Elysee recuerda haber buscado ayuda en las comunidades vecinas, pero el miedo y el pánico la rechazaban constantemente. Para su consternación, su situación seguía deteriorándose, ya que el acceso a la comida diaria era una lucha constante. Elysee observó que los niños no crecían bien y enfermaban con frecuencia porque no tenían qué comer.

Tras el conflicto, Elysee y su familia regresaron a su pueblo (Kamabwe) para empezar de nuevo su vida, pero no se encontraron con nada. A pesar de las continuas dificultades, Elysee no se rindió y, junto con su marido, que es el actual jefe de Kamabwe, perseveraron en la reconstrucción.

Elysee begun subsistence farming on a small parcel offland in order to provide food for her family but faced a lot of challenges ranging from to lack of access to quality seeds and tools, technical knowhow on crop management and as well as extension support services to guide their farming activities.

Elysee Yohan relata además la historia de su identificación y registro en el marco del proyecto BUREKA en el Área de Salud de Mukuandjanga, donde recibió varios paquetes de intervención.

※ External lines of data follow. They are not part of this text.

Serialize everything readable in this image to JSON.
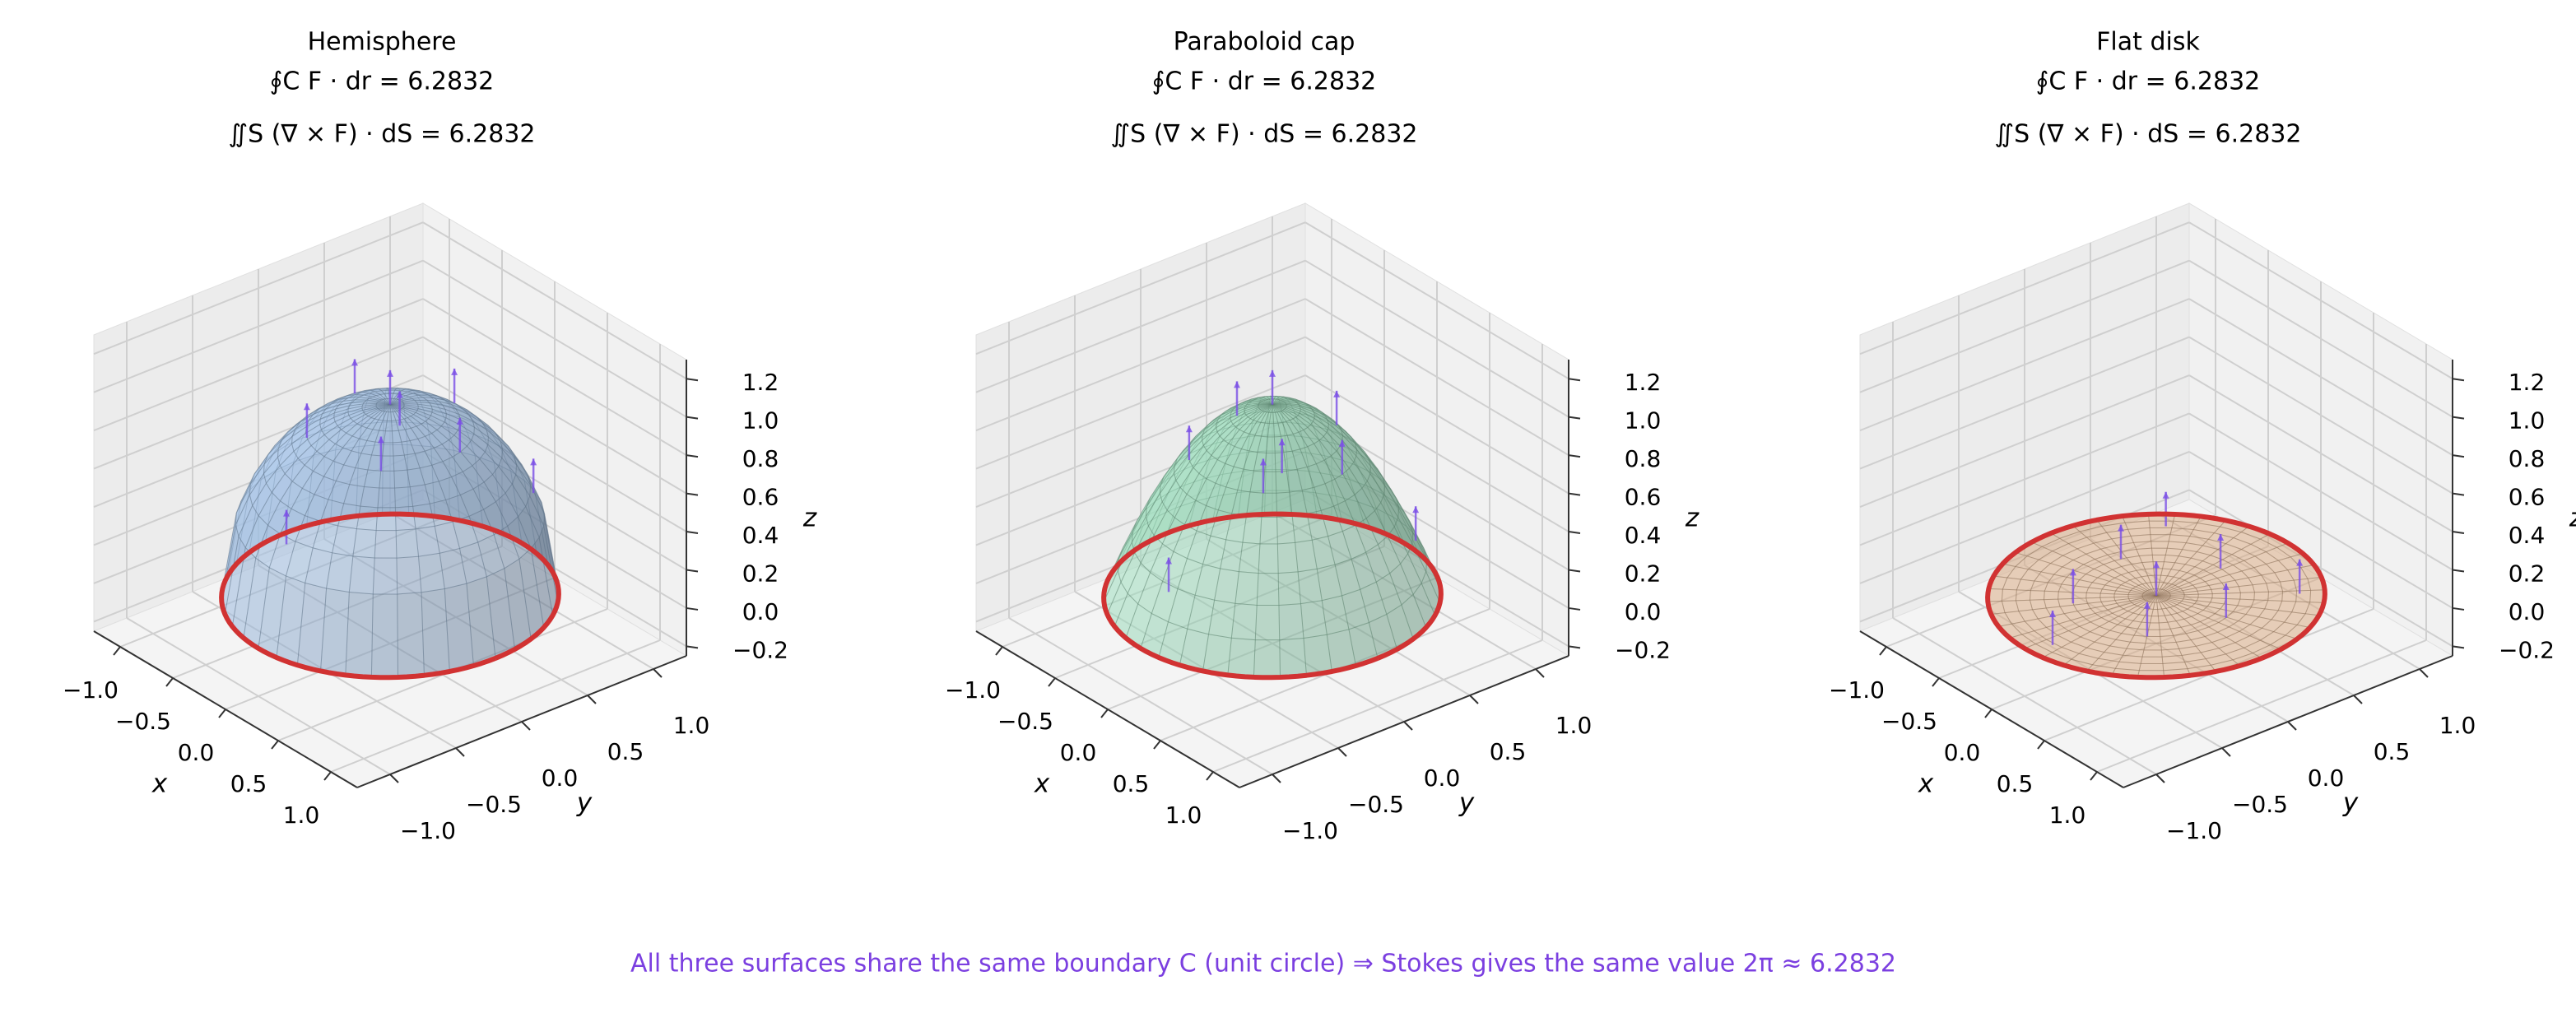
{
  "chart_data": [
    {
      "type": "surface3d",
      "surface": "hemisphere",
      "title": "Hemisphere",
      "line_integral": "∮C F · dr = 6.2832",
      "surface_integral": "∬S (∇ × F) · dS = 6.2832",
      "color": "#a9c9ef",
      "boundary_color": "#d13232",
      "arrow_color": "#7b4fe6",
      "xlabel": "x",
      "ylabel": "y",
      "zlabel": "z",
      "xlim": [
        -1.25,
        1.25
      ],
      "ylim": [
        -1.25,
        1.25
      ],
      "zlim": [
        -0.25,
        1.3
      ],
      "xticks": [
        {
          "value": -1,
          "label": "−1.0"
        },
        {
          "value": -0.5,
          "label": "−0.5"
        },
        {
          "value": 0,
          "label": "0.0"
        },
        0.5,
        {
          "value": 1,
          "label": "1.0"
        }
      ],
      "yticks": [
        {
          "value": -1,
          "label": "−1.0"
        },
        {
          "value": -0.5,
          "label": "−0.5"
        },
        {
          "value": 0,
          "label": "0.0"
        },
        0.5,
        {
          "value": 1,
          "label": "1.0"
        }
      ],
      "zticks": [
        {
          "value": -0.2,
          "label": "−0.2"
        },
        {
          "value": 0,
          "label": "0.0"
        },
        0.2,
        0.4,
        0.6,
        0.8,
        {
          "value": 1,
          "label": "1.0"
        },
        1.2
      ]
    },
    {
      "type": "surface3d",
      "surface": "paraboloid",
      "title": "Paraboloid cap",
      "line_integral": "∮C F · dr = 6.2832",
      "surface_integral": "∬S (∇ × F) · dS = 6.2832",
      "color": "#a3e3c3",
      "boundary_color": "#d13232",
      "arrow_color": "#7b4fe6",
      "xlabel": "x",
      "ylabel": "y",
      "zlabel": "z",
      "xlim": [
        -1.25,
        1.25
      ],
      "ylim": [
        -1.25,
        1.25
      ],
      "zlim": [
        -0.25,
        1.3
      ],
      "xticks": [
        {
          "value": -1,
          "label": "−1.0"
        },
        {
          "value": -0.5,
          "label": "−0.5"
        },
        {
          "value": 0,
          "label": "0.0"
        },
        0.5,
        {
          "value": 1,
          "label": "1.0"
        }
      ],
      "yticks": [
        {
          "value": -1,
          "label": "−1.0"
        },
        {
          "value": -0.5,
          "label": "−0.5"
        },
        {
          "value": 0,
          "label": "0.0"
        },
        0.5,
        {
          "value": 1,
          "label": "1.0"
        }
      ],
      "zticks": [
        {
          "value": -0.2,
          "label": "−0.2"
        },
        {
          "value": 0,
          "label": "0.0"
        },
        0.2,
        0.4,
        0.6,
        0.8,
        {
          "value": 1,
          "label": "1.0"
        },
        1.2
      ]
    },
    {
      "type": "surface3d",
      "surface": "disk",
      "title": "Flat disk",
      "line_integral": "∮C F · dr = 6.2832",
      "surface_integral": "∬S (∇ × F) · dS = 6.2832",
      "color": "#eab98f",
      "boundary_color": "#d13232",
      "arrow_color": "#7b4fe6",
      "xlabel": "x",
      "ylabel": "y",
      "zlabel": "z",
      "xlim": [
        -1.25,
        1.25
      ],
      "ylim": [
        -1.25,
        1.25
      ],
      "zlim": [
        -0.25,
        1.3
      ],
      "xticks": [
        {
          "value": -1,
          "label": "−1.0"
        },
        {
          "value": -0.5,
          "label": "−0.5"
        },
        {
          "value": 0,
          "label": "0.0"
        },
        0.5,
        {
          "value": 1,
          "label": "1.0"
        }
      ],
      "yticks": [
        {
          "value": -1,
          "label": "−1.0"
        },
        {
          "value": -0.5,
          "label": "−0.5"
        },
        {
          "value": 0,
          "label": "0.0"
        },
        0.5,
        {
          "value": 1,
          "label": "1.0"
        }
      ],
      "zticks": [
        {
          "value": -0.2,
          "label": "−0.2"
        },
        {
          "value": 0,
          "label": "0.0"
        },
        0.2,
        0.4,
        0.6,
        0.8,
        {
          "value": 1,
          "label": "1.0"
        },
        1.2
      ]
    }
  ],
  "caption": "All three surfaces share the same boundary C (unit circle) ⇒ Stokes gives the same value 2π ≈ 6.2832"
}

Elysee Yohan, una de las varias beneficiarias que nunca ha visto la zanahoria en la aldea de Kamabwe del Área de Salud de Mukuandjanga (Zona de Salud de Kamonia) recibió 20 g de semillas de zanahoria Kuroda, herramientas agrícolas así como formación en buenas prácticas de gestión agrícola (hortalizas) de ADRA a través del Proyecto BUREKA.

Elysee plantó las semillas recibidas y aplicó las nuevas prácticas agrícolas aprendidas durante la formación agrícola, como plantar en líneas, escardar a tiempo y cosechar a tiempo.

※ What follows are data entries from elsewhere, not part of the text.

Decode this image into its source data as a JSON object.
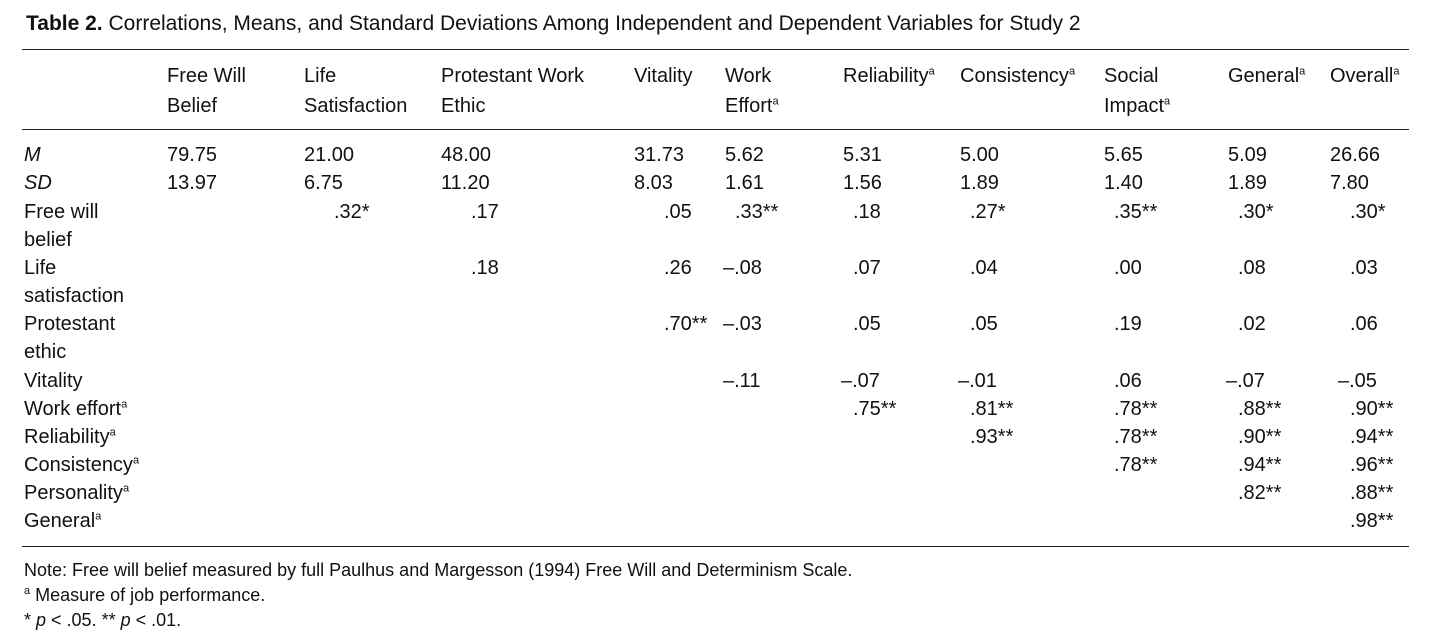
{
  "caption": {
    "label": "Table 2.",
    "text": "Correlations, Means, and Standard Deviations Among Independent and Dependent Variables for Study 2"
  },
  "columns": [
    {
      "line1": "Free Will",
      "line2": "Belief",
      "sup": ""
    },
    {
      "line1": "Life",
      "line2": "Satisfaction",
      "sup": ""
    },
    {
      "line1": "Protestant Work",
      "line2": "Ethic",
      "sup": ""
    },
    {
      "line1": "",
      "line2": "Vitality",
      "sup": ""
    },
    {
      "line1": "Work",
      "line2": "Effort",
      "sup": "a"
    },
    {
      "line1": "",
      "line2": "Reliability",
      "sup": "a"
    },
    {
      "line1": "",
      "line2": "Consistency",
      "sup": "a"
    },
    {
      "line1": "Social",
      "line2": "Impact",
      "sup": "a"
    },
    {
      "line1": "",
      "line2": "General",
      "sup": "a"
    },
    {
      "line1": "",
      "line2": "Overall",
      "sup": "a"
    }
  ],
  "rows": [
    {
      "line1": "M",
      "line2": "",
      "sup": "",
      "italic": true,
      "cells": [
        "79.75",
        "21.00",
        "48.00",
        "31.73",
        "5.62",
        "5.31",
        "5.00",
        "5.65",
        "5.09",
        "26.66"
      ]
    },
    {
      "line1": "SD",
      "line2": "",
      "sup": "",
      "italic": true,
      "cells": [
        "13.97",
        "6.75",
        "11.20",
        "8.03",
        "1.61",
        "1.56",
        "1.89",
        "1.40",
        "1.89",
        "7.80"
      ]
    },
    {
      "line1": "Free will",
      "line2": "belief",
      "sup": "",
      "italic": false,
      "cells": [
        "",
        ".32*",
        ".17",
        ".05",
        ".33**",
        ".18",
        ".27*",
        ".35**",
        ".30*",
        ".30*"
      ]
    },
    {
      "line1": "Life",
      "line2": "satisfaction",
      "sup": "",
      "italic": false,
      "cells": [
        "",
        "",
        ".18",
        ".26",
        "–.08",
        ".07",
        ".04",
        ".00",
        ".08",
        ".03"
      ]
    },
    {
      "line1": "Protestant",
      "line2": "ethic",
      "sup": "",
      "italic": false,
      "cells": [
        "",
        "",
        "",
        ".70**",
        "–.03",
        ".05",
        ".05",
        ".19",
        ".02",
        ".06"
      ]
    },
    {
      "line1": "Vitality",
      "line2": "",
      "sup": "",
      "italic": false,
      "cells": [
        "",
        "",
        "",
        "",
        "–.11",
        "–.07",
        "–.01",
        ".06",
        "–.07",
        "–.05"
      ]
    },
    {
      "line1": "Work effort",
      "line2": "",
      "sup": "a",
      "italic": false,
      "cells": [
        "",
        "",
        "",
        "",
        "",
        ".75**",
        ".81**",
        ".78**",
        ".88**",
        ".90**"
      ]
    },
    {
      "line1": "Reliability",
      "line2": "",
      "sup": "a",
      "italic": false,
      "cells": [
        "",
        "",
        "",
        "",
        "",
        "",
        ".93**",
        ".78**",
        ".90**",
        ".94**"
      ]
    },
    {
      "line1": "Consistency",
      "line2": "",
      "sup": "a",
      "italic": false,
      "cells": [
        "",
        "",
        "",
        "",
        "",
        "",
        "",
        ".78**",
        ".94**",
        ".96**"
      ]
    },
    {
      "line1": "Personality",
      "line2": "",
      "sup": "a",
      "italic": false,
      "cells": [
        "",
        "",
        "",
        "",
        "",
        "",
        "",
        "",
        ".82**",
        ".88**"
      ]
    },
    {
      "line1": "General",
      "line2": "",
      "sup": "a",
      "italic": false,
      "cells": [
        "",
        "",
        "",
        "",
        "",
        "",
        "",
        "",
        "",
        ".98**"
      ]
    }
  ],
  "notes": {
    "note1": "Note: Free will belief measured by full Paulhus and Margesson (1994) Free Will and Determinism Scale.",
    "note2_sup": "a",
    "note2_text": " Measure of job performance.",
    "note3_p1": "p",
    "note3_t1": " < .05. ** ",
    "note3_p2": "p",
    "note3_t2": " < .01.",
    "note3_star": "* "
  }
}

Elysee, tras 12 semanas de duro trabajo en su granja, cosechó sus zanahorias maduras. Esta madre de 10 hijos, tras cosechar 125 kg de zanahorias, expresó una mezcla de sorpresa, ya que nunca había visto cultivar zanahorias en el territorio de Kamonia, y al mismo tiempo una sonrisa de esperanza y satisfacción al sentirse orgullosa de poder cultivar y cosechar zanahorias gracias a la formación recibida en la intervención de BUREKA.

“No palabras puede express mi alegría para este abundante cosecha. Ahora mi marido y yo podemos procurar alimentos sanos a nuestros hijos”.

Cuando se le pregunta por los beneficios de la zanahoria, señala que la zanahoria ha traído alegría a la familia y a la comunidad en su conjunto. A la familia le entusiasma comer la zanahoria combinada con la receta de col con ‘fufu’. Miembros de la comunidad y vecinos que nunca habían visto zanahorias han mostrado interés en hablar de este cultivo. Algunos han llegado a pedir muestras para cocinar en sus casas, mientras que otros preguntan cómo pueden conseguir las semillas y formación para reproducir la alegría y felicidad que se vive en su hogar. Elysee también señaló que, desde que cosechó las zanahorias, ha hecho algunos amigos nuevos que quieren saber cómo cultivar zanahorias en el territorio de Kamonia.

Elysee just as many other beneficiaries have become ambassadors in promoting the use of carrots in their diets as they have seen the improvements it brings to the family’s diets. She went on to explain that the introduction of carrots has not only aided in preventing malnutrition in the community but has also helped in providing more income to cater for school fees and hospital bills.